When I rose Mr. MacNairn had risen, too. When I turned to speak in my surprise, he had fixed on me his watchful look.

“Imagine its being Feargus at this hour!” I exclaimed. “And why did he pass by in such a hurry without answering? He must have been to a wedding and have been up all night. He looked—” I stopped a second and laughed.

“How did he look?” Mr. MacNairn asked.

“Pale! That won’t do—though he certainly didn’t look ill.” I laughed again. “I’m laughing because he looked almost like one of the White People.”

“Are you sure it was Feargus?” he said.

“Quite sure. No one else is the least like Feargus. Didn’t you see him yourself?”

“I don’t know him as well as you do; and there was the mist,” was his answer. “But he certainly was not one of the White People when I saw him last night.”

I wondered why he looked as he did when he took my hand and drew me down to my place on the plaid again. He did not let it go when he sat down by my side. He held it in his own large, handsome one, looking down on it a moment or so; and then he bent his head and kissed it long and slowly two or three times.

“Dear little Ysobel!” he said. “Beloved, strange little Ysobel.”

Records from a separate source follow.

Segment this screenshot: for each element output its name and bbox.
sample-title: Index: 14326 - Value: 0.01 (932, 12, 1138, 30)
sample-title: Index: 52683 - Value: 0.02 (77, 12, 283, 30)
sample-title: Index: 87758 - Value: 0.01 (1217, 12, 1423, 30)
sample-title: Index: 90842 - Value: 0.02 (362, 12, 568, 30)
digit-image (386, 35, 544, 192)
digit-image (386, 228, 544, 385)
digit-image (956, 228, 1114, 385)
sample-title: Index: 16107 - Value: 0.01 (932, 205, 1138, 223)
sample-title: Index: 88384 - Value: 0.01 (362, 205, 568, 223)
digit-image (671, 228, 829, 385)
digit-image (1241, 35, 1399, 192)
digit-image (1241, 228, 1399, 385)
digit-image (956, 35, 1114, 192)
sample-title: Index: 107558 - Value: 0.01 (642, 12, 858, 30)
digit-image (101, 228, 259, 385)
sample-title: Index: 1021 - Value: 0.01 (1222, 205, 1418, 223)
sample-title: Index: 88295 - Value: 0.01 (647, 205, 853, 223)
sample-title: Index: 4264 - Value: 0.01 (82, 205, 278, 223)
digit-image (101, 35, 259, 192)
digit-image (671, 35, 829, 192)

“Am I strange!” I said, softly.

“Yes, thank God!” he answered.

I had known that some day when we were at Muircarrie together he would tell me what his mother had told me—about what we three might have been to one another. I trembled with happiness at the thought of hearing him say it himself. I knew he was going to say it now.

He held my hand and stroked it. “My mother told you, Ysobel—what I am waiting for?” he said.

“Yes.”

“Do you know I love you?” he said, very low.

“Yes. I love you, too. My whole life would have been heaven if we could always have been together,” was my answer.

He drew me up into his arms so that my cheek lay against his breast as I went on, holding fast to the rough tweed of his jacket and whispering: “I should have belonged to you two, heart and body and soul. I should never have been lonely again. I should have known nothing, whatsoever happened, but tender joy.”

“Whatsoever happened?” he murmured.

“Whatsoever happens now, Ysobel, know nothing but tender joy. I think you CAN. ‘Out on the Hillside!’ Let us remember.”

“Yes, yes,” I said; “‘Out on the Hillside.’” And our two faces, damp with the sweet mist, were pressed together.